A nice source of examples of this kind are decidable theories whose decision procedures have very high computational complexities.
For example, consider Presburger arithmetic, the first-order theory of arithmetic without multiplication. You can show that the theory is decidable (the proof is simple and very pretty, IMO), which means that any statement in the theory is either provably true or provably false. However, the lower bound on the complexity is $O(2^{2^n})$, and the best actually known algorithms are triply-exponential.
Another example, which you might find more mathematically compelling, is that the first-order theory of real closed fields is also decidable. (Tarski showed this back in the 50s, I think.) A corollary of this is that the theory of Euclidean geometry is decidable. However, it's manifestly not the case that geometry is trivial! Tarski's algorithm had nonelementary complexity, and I think the lower bound is doubly-exponential, though I don't know the complexity of the best modern algorithms.
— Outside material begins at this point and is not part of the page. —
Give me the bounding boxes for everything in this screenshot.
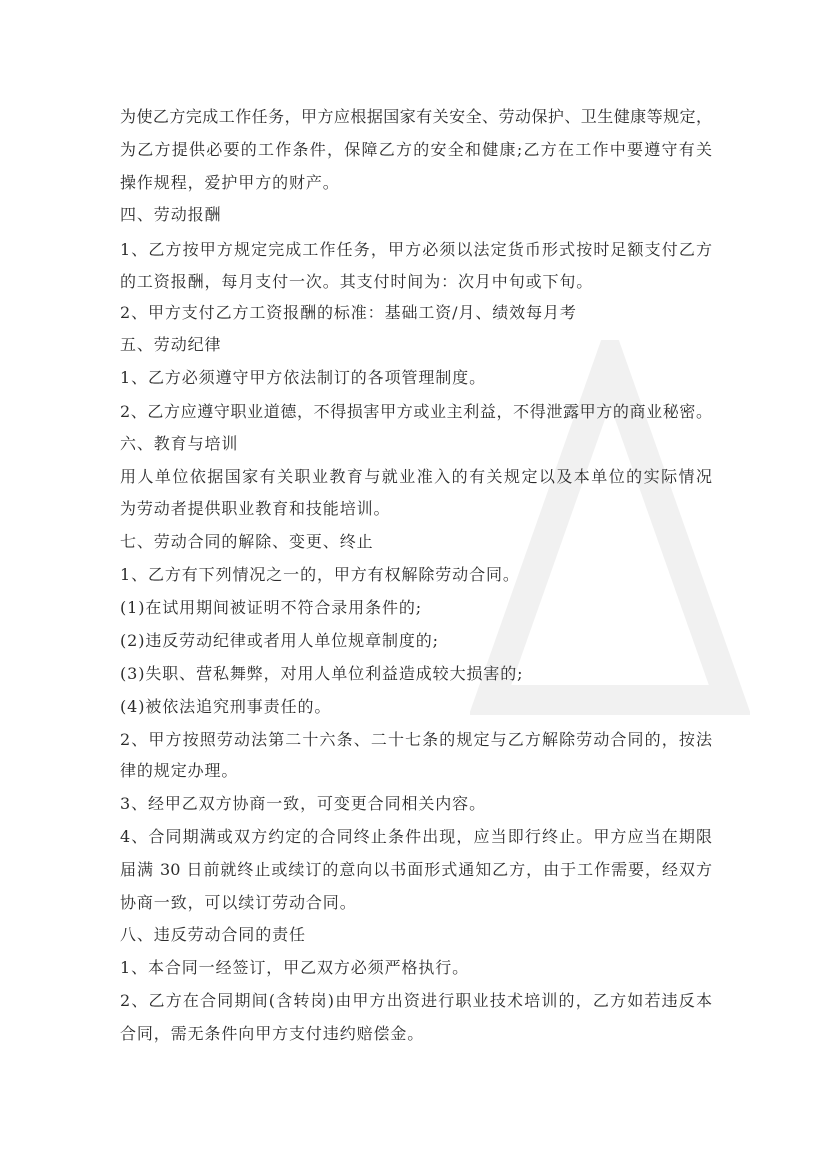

EDIT: these examples are constructive, in the sense that they are decision procedures. This might not really be what you want.
An example of a fully non-constructive existence proof can be found in the usual proof of the completeness of the Kripke semantics of intuitionistic logic. Since this is a classical proof, the disjunction property of intuitionistic logic (i.e., that $A \vee B$'s provability entails either the provability of $A$ or the provability of $B$) is stated classically -- the completeness proof doesn't yield a procedure to give you a particular disjunct.